3. GARDENING BOOSTS HEART HEALTH AND REDUCES THE RISK OF STROKE
Gardening is a moderately intense exercise and can count towards the expert recommended 30 minutes of exercise daily. A study from Stockholm found that regular gardening can reduce the risk of heart attack and stroke by as much as 30% for people over 60. Additionally, being outside in a sunny garden can increase vitamin D levels, which has also been shown to reduce the risk of heart disease.
4. GARDENING INCREASES MOBILITY
In addition to being a great form of physical exercise, gardening can increase mobility and strength. Keeping lesser used muscles engaged, gardening has been shown to be a productive way of rebuilding strength and mobility following a stroke.

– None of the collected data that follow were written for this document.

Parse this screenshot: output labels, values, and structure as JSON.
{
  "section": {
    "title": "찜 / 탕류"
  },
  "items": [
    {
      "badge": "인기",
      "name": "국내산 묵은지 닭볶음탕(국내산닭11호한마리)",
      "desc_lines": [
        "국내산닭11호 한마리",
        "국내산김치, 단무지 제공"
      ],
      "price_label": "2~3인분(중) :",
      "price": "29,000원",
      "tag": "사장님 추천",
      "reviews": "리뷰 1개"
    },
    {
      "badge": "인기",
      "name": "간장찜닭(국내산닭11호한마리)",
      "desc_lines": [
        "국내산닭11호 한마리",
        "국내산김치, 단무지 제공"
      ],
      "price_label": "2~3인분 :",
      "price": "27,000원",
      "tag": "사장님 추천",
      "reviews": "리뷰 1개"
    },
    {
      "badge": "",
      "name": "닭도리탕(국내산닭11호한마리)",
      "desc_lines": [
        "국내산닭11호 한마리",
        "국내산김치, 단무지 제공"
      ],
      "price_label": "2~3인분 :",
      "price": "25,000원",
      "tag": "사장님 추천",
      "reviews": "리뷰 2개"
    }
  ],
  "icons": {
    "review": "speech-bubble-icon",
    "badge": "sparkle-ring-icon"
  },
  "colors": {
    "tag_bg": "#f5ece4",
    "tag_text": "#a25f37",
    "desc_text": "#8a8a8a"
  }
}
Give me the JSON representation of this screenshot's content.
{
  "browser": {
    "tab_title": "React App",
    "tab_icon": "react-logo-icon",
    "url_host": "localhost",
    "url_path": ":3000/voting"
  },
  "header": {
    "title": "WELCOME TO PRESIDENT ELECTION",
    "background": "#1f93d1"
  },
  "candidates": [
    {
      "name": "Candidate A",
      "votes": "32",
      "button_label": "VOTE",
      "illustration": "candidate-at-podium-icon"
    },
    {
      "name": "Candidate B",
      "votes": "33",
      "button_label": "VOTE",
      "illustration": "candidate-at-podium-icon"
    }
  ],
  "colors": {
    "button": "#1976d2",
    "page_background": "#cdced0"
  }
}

5. GARDENING MAY BOOST BRAIN HEALTH
While no one knows what exactly causes Alzheimer’s and how to prevent the disease, research has shown that positive life choices do have an impact on the risk of developing the disease. Gardening is one such lifestyle choice that may reduce the risk of Alzheimers and related forms of dementia. Engaging critical functions like dexterity, problem-solving, endurance, and sensory awareness, studies have found that gardening can reduce the risk of dementia by as much as 36%.